Racing in the lead up to your "A" race has many benefits. Find out how to include these into your training and get the full benefit, without detracting from your key focus.
Include a 10k Race
- Take a short taper, for example, take the day before the race as complete rest and only train for 1 hour (or preferably less) in low Zone 2 on the day before that.
- You may need to drop a speed workout and move your long run to at least 4 days before the race.
- After your race, take 48 hours off to allow for a full recovery.
- For the remainder of the week continue with training as planned (reducing intensities to Zone 2 until you feel well recovered).
- After this resume training to plan.
Include a Half Marathon
- Take a short taper, for example, take the day before the race as complete rest and only train for 30mins in low Zone 2 on the day before that.

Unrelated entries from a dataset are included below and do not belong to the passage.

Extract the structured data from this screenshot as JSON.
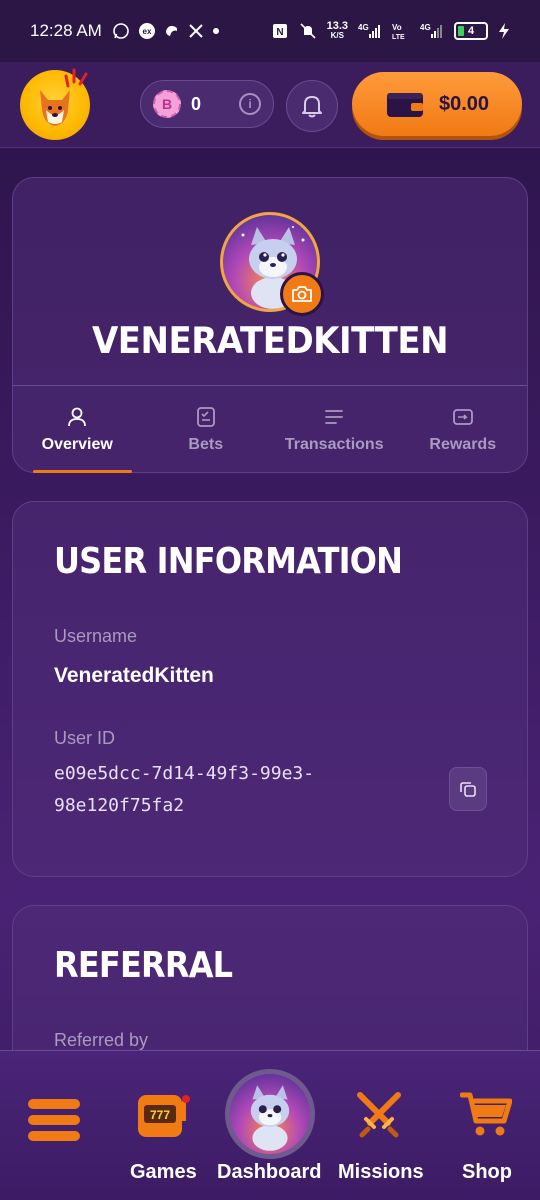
{
  "status_bar": {
    "time": "12:28 AM",
    "net_speed_value": "13.3",
    "net_speed_unit": "K/S",
    "battery_level": "4",
    "icons": [
      "whatsapp-icon",
      "ex-icon",
      "app-icon",
      "x-icon",
      "dot-icon",
      "nfc-icon",
      "mute-icon",
      "signal-4g-icon",
      "volte-icon",
      "signal-4g-icon",
      "battery-icon",
      "charging-icon"
    ]
  },
  "header": {
    "points_icon_letter": "B",
    "points_value": "0",
    "wallet_amount": "$0.00"
  },
  "profile": {
    "username": "VENERATEDKITTEN",
    "tabs": [
      {
        "label": "Overview",
        "icon": "user-icon",
        "active": true
      },
      {
        "label": "Bets",
        "icon": "bets-icon",
        "active": false
      },
      {
        "label": "Transactions",
        "icon": "list-icon",
        "active": false
      },
      {
        "label": "Rewards",
        "icon": "rewards-icon",
        "active": false
      }
    ]
  },
  "user_information": {
    "title": "USER INFORMATION",
    "username_label": "Username",
    "username_value": "VeneratedKitten",
    "user_id_label": "User ID",
    "user_id_line1": "e09e5dcc-7d14-49f3-99e3-",
    "user_id_line2": "98e120f75fa2"
  },
  "referral": {
    "title": "REFERRAL",
    "referred_by_label": "Referred by"
  },
  "bottom_nav": {
    "items": [
      {
        "label": "",
        "icon": "menu-icon"
      },
      {
        "label": "Games",
        "icon": "slot-machine-icon"
      },
      {
        "label": "Dashboard",
        "icon": "avatar"
      },
      {
        "label": "Missions",
        "icon": "swords-icon"
      },
      {
        "label": "Shop",
        "icon": "cart-icon"
      }
    ]
  },
  "colors": {
    "accent": "#f07a14",
    "background": "#3a1a5e",
    "muted_text": "#a99ac0"
  }
}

- You may need to drop speed workout(s) - the race replaces your long run.
- After your race, take 48 hours off to allow for a full recovery.
- For the remainder of the week continue with training as planned (reducing intensities to Zone 2 until you feel well recovered).
- After this resume training to plan.
Include a Marathon (to ULTRA Training)
- 2 weeks before your Marathon taper by reducing your training to 70-80% of all volumes and intensities and reduce your long run by 50-60%.
- The week before your race follow the taper week at the end of your training plan.
- After your race, take 72 hours off to allow for a full recovery.
- For the remainder of the week continue with training as planned (reducing intensities to Zone 2 and volumes to 50%).
- Stay at reduced volume and intensity until you feel well recovered before resuming training to plan.
For all Races
- Your training plan includes an active recovery week every 4 weeks; if your race is before one of these, then this will fit well to promote recovery.
- If when you are ready to resume full training again, you find a recovery week in your calendar consider placing a couple of the sessions that were missed due to your mini taper or recovery into this week to bring volume and intensities up again.